MOF's Story - Mount Sinai Hospital, Toronto, Ontario

2019 -  I have a beautiful, healthy and thriving boy but when I reflect on my personal care experience at Mount Sinai, I can’t help but be beyond disappointed in the system and myself for trusting it.

Before this successful pregnancy I had experience two back-to-back silent miscarriages and d&cs. I was scared and went to Mount Sinai because they were a ‘leading’ obstetrics hospital and practice. I would never return.

While I had shared with my ob (Dr Selk) my desire for an unmediated birth experience (as long as possible/safe), she pushed an induction on me at 38 weeks because my baby was tracking large (otherwise all looked healthy and lots of space). I agreed as trusted her/the system. She hadn’t seen me in almost a week when I went in to be induced which should have been my first red flag - I should have been checked for progress before going in. My body reacted intensely to the foley and 4 hours after it being inserted, I felt liquid down my legs...I thought my water had broken but went to the bathroom to discover I was bleeding heavily. We ran out the door and to triage - this was not something I was warned could happen though rare and especially after experiencing loses, we were absolutely terrified. In the haze of arrival, we were told we should continue the induction at that point. I was too scared to question anything. They broke my water and started pitocin. We were told nothing would happen for hours and they told my husband he could go home to grab a few items we had left behind but with the first dosage of pitocin my body was intensely contracting and instead of treating me like an individual human they upped to dosage at 30 minutes which is standard practice but I didn’t need it. I was alone - contracting with less than 30 second breaks...with contractions would thrust my body with overwhelming pain. I asked them repeatedly to return to the initial dosage and while they agreed to stop going up, they would not get the doctor and would not go down. This went on for hours as I was still delusional hopeful so could manage without an epidural.
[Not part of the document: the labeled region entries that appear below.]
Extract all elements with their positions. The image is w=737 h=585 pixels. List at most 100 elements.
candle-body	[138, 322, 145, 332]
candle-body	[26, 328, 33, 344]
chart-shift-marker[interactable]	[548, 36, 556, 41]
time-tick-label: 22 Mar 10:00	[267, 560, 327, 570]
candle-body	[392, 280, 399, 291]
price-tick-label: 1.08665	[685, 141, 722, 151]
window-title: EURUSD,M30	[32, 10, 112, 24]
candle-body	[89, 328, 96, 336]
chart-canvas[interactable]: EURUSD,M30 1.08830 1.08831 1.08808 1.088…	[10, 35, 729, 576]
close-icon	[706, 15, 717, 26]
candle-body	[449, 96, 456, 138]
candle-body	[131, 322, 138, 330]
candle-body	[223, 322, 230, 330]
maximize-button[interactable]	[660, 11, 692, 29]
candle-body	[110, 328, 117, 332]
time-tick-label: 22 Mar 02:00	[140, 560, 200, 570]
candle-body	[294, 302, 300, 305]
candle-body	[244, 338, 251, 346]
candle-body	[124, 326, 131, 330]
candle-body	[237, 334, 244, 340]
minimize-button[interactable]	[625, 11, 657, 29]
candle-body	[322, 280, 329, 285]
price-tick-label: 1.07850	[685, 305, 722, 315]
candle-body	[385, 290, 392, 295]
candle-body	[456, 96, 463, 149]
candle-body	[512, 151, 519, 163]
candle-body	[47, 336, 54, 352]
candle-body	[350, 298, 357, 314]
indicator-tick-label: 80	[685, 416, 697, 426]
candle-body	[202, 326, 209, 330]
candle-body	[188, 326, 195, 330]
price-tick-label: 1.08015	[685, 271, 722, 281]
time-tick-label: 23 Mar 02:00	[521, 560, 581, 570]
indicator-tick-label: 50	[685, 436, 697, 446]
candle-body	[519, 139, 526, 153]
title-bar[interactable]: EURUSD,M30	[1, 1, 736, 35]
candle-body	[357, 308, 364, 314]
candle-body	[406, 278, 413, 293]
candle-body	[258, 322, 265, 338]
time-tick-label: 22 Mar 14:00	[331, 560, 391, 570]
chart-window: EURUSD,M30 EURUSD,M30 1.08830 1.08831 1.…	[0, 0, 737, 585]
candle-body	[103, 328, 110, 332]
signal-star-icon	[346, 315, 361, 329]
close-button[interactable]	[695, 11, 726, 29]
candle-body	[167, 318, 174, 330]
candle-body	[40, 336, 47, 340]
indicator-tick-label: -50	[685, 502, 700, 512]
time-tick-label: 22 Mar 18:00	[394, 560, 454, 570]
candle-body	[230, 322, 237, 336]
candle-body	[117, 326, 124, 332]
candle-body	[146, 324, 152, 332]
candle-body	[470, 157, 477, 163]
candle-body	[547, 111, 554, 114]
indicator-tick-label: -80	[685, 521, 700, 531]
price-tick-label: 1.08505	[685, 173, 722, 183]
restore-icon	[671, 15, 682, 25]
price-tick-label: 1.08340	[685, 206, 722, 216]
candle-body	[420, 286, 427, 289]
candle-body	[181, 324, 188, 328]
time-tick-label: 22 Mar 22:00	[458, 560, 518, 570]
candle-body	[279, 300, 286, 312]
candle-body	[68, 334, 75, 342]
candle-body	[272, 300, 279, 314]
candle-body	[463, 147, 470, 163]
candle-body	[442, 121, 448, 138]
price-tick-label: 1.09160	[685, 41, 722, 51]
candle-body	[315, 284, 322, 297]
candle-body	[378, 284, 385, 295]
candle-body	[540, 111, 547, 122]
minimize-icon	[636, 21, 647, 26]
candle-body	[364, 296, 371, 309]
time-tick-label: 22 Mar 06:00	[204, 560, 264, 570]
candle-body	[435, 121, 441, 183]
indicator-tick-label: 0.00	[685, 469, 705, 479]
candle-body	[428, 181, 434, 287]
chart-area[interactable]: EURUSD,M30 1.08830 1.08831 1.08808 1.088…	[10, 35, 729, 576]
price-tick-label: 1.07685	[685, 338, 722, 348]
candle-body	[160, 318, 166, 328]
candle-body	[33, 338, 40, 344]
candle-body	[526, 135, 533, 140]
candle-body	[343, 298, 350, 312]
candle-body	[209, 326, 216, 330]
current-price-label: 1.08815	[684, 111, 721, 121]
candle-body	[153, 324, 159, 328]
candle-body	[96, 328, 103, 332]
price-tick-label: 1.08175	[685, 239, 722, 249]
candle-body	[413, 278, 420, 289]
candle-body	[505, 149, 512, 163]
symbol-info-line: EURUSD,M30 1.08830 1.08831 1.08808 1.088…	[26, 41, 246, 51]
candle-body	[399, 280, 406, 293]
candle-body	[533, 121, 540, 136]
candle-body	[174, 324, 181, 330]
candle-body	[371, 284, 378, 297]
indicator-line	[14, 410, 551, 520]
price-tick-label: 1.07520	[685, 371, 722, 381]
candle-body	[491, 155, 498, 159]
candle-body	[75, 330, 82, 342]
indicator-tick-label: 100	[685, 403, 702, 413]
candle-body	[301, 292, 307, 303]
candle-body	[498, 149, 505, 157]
When I decided I needed an epidural it was over an hour for the anesthesiologist to come - at this point my body was uncontrollably convulsing in pain at each contraction. Getting the epidural took over 20 minutes as they needed to stop for each convulsion.

When I was dilated to 10 the ob told the nurse to wait at least 2 hours or till I got the urge to push. At one hour, the nurse returned and told me it was time to start, when I questioned her about the time, she said ‘we’d just do a few practice pushes’. I can only imagine she knew what she was doing as once I started, there was no stoping and my body didn’t get that extra time that would have been helpful in preparing to birth what we knew was going to be a big baby. She also refused when I asked to try not to purple push and instead to breathe through my pushes.

Then the baby crowned - amazing you’d think. But no. She called the resident on speaker and he told her he wasn’t available and she’s need to find someone else. She couldn’t find the ob on call. At that point she turned to me and said ‘I’ve never delivered a baby before, and I don’t want yours to be my first. I’m going to go try and find someone’. Horribly uncomforting but there we sat, just us and a crowned baby waiting for someone to return. The nurse ended up taking the ob from another delivery as I was further along. The ob was clearly flustered, sharing with me that we could hear the screams from the labor she just left so we’d have to be quick. I went from being told how well my body was stretching to grade 2 tears - which I believe are at least partly contributed to the rush the doctor was in. She stitched my major tears and told me she’d return to finish stitching me once she delivered the other baby...

After all of it, and having been at mount sinai for 24 hours, there was an error at registration through triage as when I came in they didn’t expect me to stay so I was never registered for a room. I eventually ended up in a double room and my area was about 5 by 8 curtained with no window. I was a horrible way to try and be. The overwhelming nature of navigating a whole new world and then being completely crammed into a space you couldn’t even walk around the bed in. Never what I imagined in any way.

Last, I was released with my baby not properly latching. I didn’t realize and I thought we were doing fine based on the couple observational checks - we weren’t and we ended up in and out of the hospital for a week with jaundice in part because of the delay in my milk coming in because of poor latch.

I thought delivering at Mount Sinai was the best decision for my family. There was no part of my experience that made me feel heard, seen, or cared for beyond the most very basic. Getting a healthy baby is of course the absolute most important but it felt like there was zero consideration to the care and consequence (mental and physical health) of the one giving birth...and the one that would be caring for this new baby.

It’s so sad that the most important day of my life is overshadowed by the realities of this experience.